Conformation-wise, they're awesome. Even at eleven and twelve weeks the length of back they were exhibiting was outstanding. They have nice long tails and strong combs and ear-lobes. Feather quality is good. Sheen is alright, but the sheen of our Anconas is better. Leg length is good. Shanks and toes have correct leg color. The birds are about 50/50 for the presence of crest. It's by no means a crest, but rather a small tuft, or suggestion of a crest. Ideally it's not there, but we'll iron that one out over time.

The Standard for eyes calls for "bright red." These all have dark orange eyes. I've never seen La Fleche with what I would call "bright red" eyes, if "bright red" means matching their wattles. So, I'm pleased enough with them for now. Perhaps in further breeding some buried allele for "bright red" eyes will pop up sometime.

My best male has two rusty red hackle feathers, but he's staying. He's the best male I've got, and old breeders of Anconas would use males with a little red in the hackle to bring out green sheen in the females. If this works, that wouldn't be a bad thing. I'll just be clear to cull for it in this spring's hatch.

I have one female with a white tip on one tail feather. This makes me more nervous, but I have a dilemma. The eggs weren't marked. I don't know who's who. I know that they came from at least three pens, which means at least three cocks and multiple females. They could represent a fairly balanced distribution of genes or they could be skewed one way or the other. In short, I cannot be sure that I'm avoiding sibling matings. However, as I've mentioned above, I've divided them into four clans, each with one male and three females. I'm a bit cull shy, though, because I'm not sure about the make up of the birds. I figure that, if I can get some good hatches on the ground this spring, I'll be more able to cull in the fall. I'm hoping that by breeding them forward in clans that enough distance will develop between them such that when I move cockerels about there will be a level of heterosis. At this point, I'm committed not to bring in anything else. I dont want to waste 37 years of closed breeding. I did have one pullet with a crooked beak, which I culled, and we lost one male to a goshawk. After the latter event, I've put them into breeding pens with covered runs to avoid any further loss before I get out the next generation.
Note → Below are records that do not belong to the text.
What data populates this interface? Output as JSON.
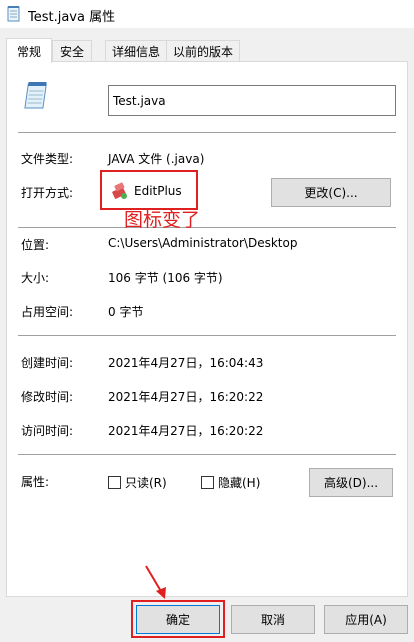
{
  "window": {
    "title": "Test.java 属性"
  },
  "tabs": [
    {
      "label": "常规"
    },
    {
      "label": "安全"
    },
    {
      "label": "详细信息"
    },
    {
      "label": "以前的版本"
    }
  ],
  "general": {
    "file_name": "Test.java",
    "file_type_label": "文件类型:",
    "file_type_value": "JAVA 文件 (.java)",
    "open_with_label": "打开方式:",
    "open_with_value": "EditPlus",
    "change_button": "更改(C)...",
    "annotation": "图标变了",
    "location_label": "位置:",
    "location_value": "C:\\Users\\Administrator\\Desktop",
    "size_label": "大小:",
    "size_value": "106 字节 (106 字节)",
    "disk_size_label": "占用空间:",
    "disk_size_value": "0 字节",
    "created_label": "创建时间:",
    "created_value": "2021年4月27日，16:04:43",
    "modified_label": "修改时间:",
    "modified_value": "2021年4月27日，16:20:22",
    "accessed_label": "访问时间:",
    "accessed_value": "2021年4月27日，16:20:22",
    "attributes_label": "属性:",
    "readonly_label": "只读(R)",
    "hidden_label": "隐藏(H)",
    "advanced_button": "高级(D)..."
  },
  "footer": {
    "ok": "确定",
    "cancel": "取消",
    "apply": "应用(A)"
  },
  "colors": {
    "annotation_red": "#e02020",
    "default_button_border": "#0078d7"
  }
}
Unfortunately, I can't really post any photos yet. I don't really know how too, and I have to borrow my partner's camera. This, however, is on the list to remedy, and I'll try to get some up sooner than later.
 

Lacy Blues

Crowing
7 Years
i bought a pr of samatras back in the summer. she laid a dozen eggs this month.and not a one is firtle. can you tell me why not one is fertile
and what i can do to help

I've read that they need a LOT of room. I had a quad of Sumatra a few years back. I had them in my largest pen, which apparently wasn't large enough, as they were mostly not fertile. The hens all went broody at the same time over a single egg. As it turned out they were horrible mothers. After the chick hatched, they butchered it! I didn't have the means at the time to build something really big for them so I ended up selling them. I will have Sumatra again some day, and I'll make sure they come from a line that broods successfully!
So, on La Fleche.

My best male has two rusty red hackle feathers, but he's staying. He's the best male I've got, and old breeders of Anconas would use males with a little red in the hackle to bring out green sheen in the females. If this works, that wouldn't be a bad thing. I'll just be clear to cull for it in this spring's hatch.
When I've had red feathers show up, I pluck them and wait to see if they grow back in red. Most times they don't so I figure it's just a fluke feather?
 

gjensen

Crowing
8 Years
Feb 22, 2011
2,965
1,348
313
Midlands, South Carolina
I enjoyed the story Yellow House. I can relate with a few things.

One is meeting the person behind the birds. As opinionated as poultry people can be, it is always nice to get to know the person behind the birds. I like the stories, I like the history, and I like the perspective. That is good a reason to find someone that has been working with a breed we are interested in as any other.